Andrew Gillingham: Locals remember young man with ‘infectious’ smile

Andrew Gillingham

There will be one less smile on the fishing docks this season.

Destin’s Andrew Gillingham, a 29-year-old deckhand, died Sunday.

Gillingham has worked on various charters in the Destin fleet from the Sunrise, Vengenance, the Outta Line to the Backdown 2.

“I don’t know anybody that didn’t like Andrew,” said Capt. Gary Jarvis of the Backdown 2.

“He had such a bubbly personality. He was respectful of the customers and was good with the kids,” Jarvis said.

“He was valuable to have on the back deck, because of his personality and he knew his way around the boat.”
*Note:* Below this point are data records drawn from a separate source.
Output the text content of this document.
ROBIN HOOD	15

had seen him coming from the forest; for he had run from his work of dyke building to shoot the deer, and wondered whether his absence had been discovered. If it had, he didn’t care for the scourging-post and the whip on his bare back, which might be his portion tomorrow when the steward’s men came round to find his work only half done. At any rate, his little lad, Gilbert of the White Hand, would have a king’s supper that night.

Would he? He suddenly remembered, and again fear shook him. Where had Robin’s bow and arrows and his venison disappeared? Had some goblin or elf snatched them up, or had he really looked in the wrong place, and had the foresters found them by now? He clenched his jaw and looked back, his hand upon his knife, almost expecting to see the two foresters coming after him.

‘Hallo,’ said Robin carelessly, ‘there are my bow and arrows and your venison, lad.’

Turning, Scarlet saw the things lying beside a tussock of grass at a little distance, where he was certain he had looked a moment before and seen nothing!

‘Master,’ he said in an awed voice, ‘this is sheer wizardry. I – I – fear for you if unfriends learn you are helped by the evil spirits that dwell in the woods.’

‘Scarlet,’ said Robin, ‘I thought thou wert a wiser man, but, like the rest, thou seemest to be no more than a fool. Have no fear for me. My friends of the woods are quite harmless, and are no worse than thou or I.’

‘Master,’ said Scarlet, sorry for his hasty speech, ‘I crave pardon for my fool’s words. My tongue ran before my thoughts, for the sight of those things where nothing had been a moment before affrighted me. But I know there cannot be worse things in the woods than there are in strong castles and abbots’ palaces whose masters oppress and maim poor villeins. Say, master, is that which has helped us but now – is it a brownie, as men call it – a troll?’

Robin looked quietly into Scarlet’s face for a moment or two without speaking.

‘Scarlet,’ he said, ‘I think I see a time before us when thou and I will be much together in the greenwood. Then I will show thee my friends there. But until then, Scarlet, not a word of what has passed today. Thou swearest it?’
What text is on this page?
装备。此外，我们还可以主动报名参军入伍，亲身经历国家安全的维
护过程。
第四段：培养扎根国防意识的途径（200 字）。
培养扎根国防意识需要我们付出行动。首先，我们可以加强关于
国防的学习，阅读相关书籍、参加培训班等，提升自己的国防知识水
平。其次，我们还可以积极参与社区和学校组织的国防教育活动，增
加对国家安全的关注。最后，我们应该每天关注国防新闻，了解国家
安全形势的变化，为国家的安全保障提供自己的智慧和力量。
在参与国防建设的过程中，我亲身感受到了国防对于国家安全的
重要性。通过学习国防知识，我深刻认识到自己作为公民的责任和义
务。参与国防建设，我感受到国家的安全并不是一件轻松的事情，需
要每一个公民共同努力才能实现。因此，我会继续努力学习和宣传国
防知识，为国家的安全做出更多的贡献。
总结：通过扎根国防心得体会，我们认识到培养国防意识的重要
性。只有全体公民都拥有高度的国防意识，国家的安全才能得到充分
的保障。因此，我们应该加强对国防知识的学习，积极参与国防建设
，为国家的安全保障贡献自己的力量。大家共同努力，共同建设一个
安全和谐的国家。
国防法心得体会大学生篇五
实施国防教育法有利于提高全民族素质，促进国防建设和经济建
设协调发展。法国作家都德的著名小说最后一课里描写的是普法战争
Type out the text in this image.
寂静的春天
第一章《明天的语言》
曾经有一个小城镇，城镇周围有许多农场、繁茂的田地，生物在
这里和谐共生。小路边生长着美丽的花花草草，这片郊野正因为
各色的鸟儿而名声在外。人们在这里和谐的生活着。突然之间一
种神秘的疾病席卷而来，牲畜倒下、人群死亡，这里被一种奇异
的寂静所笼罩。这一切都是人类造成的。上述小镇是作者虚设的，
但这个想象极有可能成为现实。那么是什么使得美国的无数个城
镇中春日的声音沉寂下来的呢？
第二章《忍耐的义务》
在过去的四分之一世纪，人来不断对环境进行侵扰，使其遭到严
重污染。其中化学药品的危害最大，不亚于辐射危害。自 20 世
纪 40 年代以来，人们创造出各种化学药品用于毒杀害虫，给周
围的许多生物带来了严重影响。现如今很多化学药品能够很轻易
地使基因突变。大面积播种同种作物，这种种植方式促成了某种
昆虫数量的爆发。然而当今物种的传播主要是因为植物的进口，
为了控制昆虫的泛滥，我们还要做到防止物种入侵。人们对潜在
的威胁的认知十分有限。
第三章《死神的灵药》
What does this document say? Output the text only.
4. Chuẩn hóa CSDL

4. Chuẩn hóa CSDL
Gillingham had just finished one full season with Jarvis, but has fished off and on with him for the past three years on the long tuna trips. Gillingham, who also had his captains license, would serve as his second captain.

“He knew the business. He was smart. He knew how to take care of people and boats.”

But the thing Jarvis said he will miss about Gillingham is “his smile … it was very infectous. He was always up.

“When the motors cranked and the customers are on … it was game time.”

“I’ll just miss his positive attitude,” Jarvis said.

“He could light up the crew on the boat,” said Capt. Trey Windes of the Outta Line.

Gillingham worked with Windes for about four years as a first mate.

“He was infectious,” with his smile, Windes said.

But he was also helpful and talented.

“He would break his back trying to help you. He was incredibly willing to help you if he could,” Windes said.

Windes said he was good at everything he tried to do from fishing, fiberglassing, mechanicing and painting.

“He could do anything,” Windes said.

As a matter of fact, Windes recalled a day when they were at dry dock and needed a certain wrench.

“So he built one from scratch out of fiberglass,” Windes said. They were able to fix the boat and drive it back.

“I still have it. I wont throw it away,” he said.

And Gillingham loved being on the water.

“He loved to fish. He had that passion about it that made him good at it,” Windes said.

“He could work a 30-hour shift commercial fishing without slowing down,” said deckhand Travis Marlin, who has worked the back deck on the Backdown 2 with Gillingham the last year.

“He was fast paced and good with people. Always on top of things.”

He was especially good with the kids on the boat, he said.

Marlin has worked off and on with Gillingham for about eight years, but fulltime for the past couple.

The fish story he remembers most about Gillingham is the time they fought a 250-pound swordfish in the pouring rain for about six hours.

But the thing he’ll miss most is his smile.

“He was always smiling … His smile will bring you up.”

However, as word of his death spread throughout the community,  people and businesses around town have stepped up to lend a helping hand in handling expenses.

Currently the Fisherman’s Foundation is taking donations for Andrew Gillingham.

A fundraiser will be held 7-10 a.m. Sunday at Emerald Coast Scuba. The Big Red Truck will be cooking up a pancake breakfast for donations. There will also be raffle items.

The Boathouse Oyster Bar will be doing a raffle from 4 p.m. til close on Jan. 17

There has also been a Facebook page created,  “Friends and Family of Andrew Gillingham” where folks can post memories and photos.

A celebration of life service will be held at 4 p.m. Friday in the Fisherman’s Wharf building at Fishing Fleet Marina. Jackacuda’s will be serving up food at the services. A burial at sea is planned for a later date.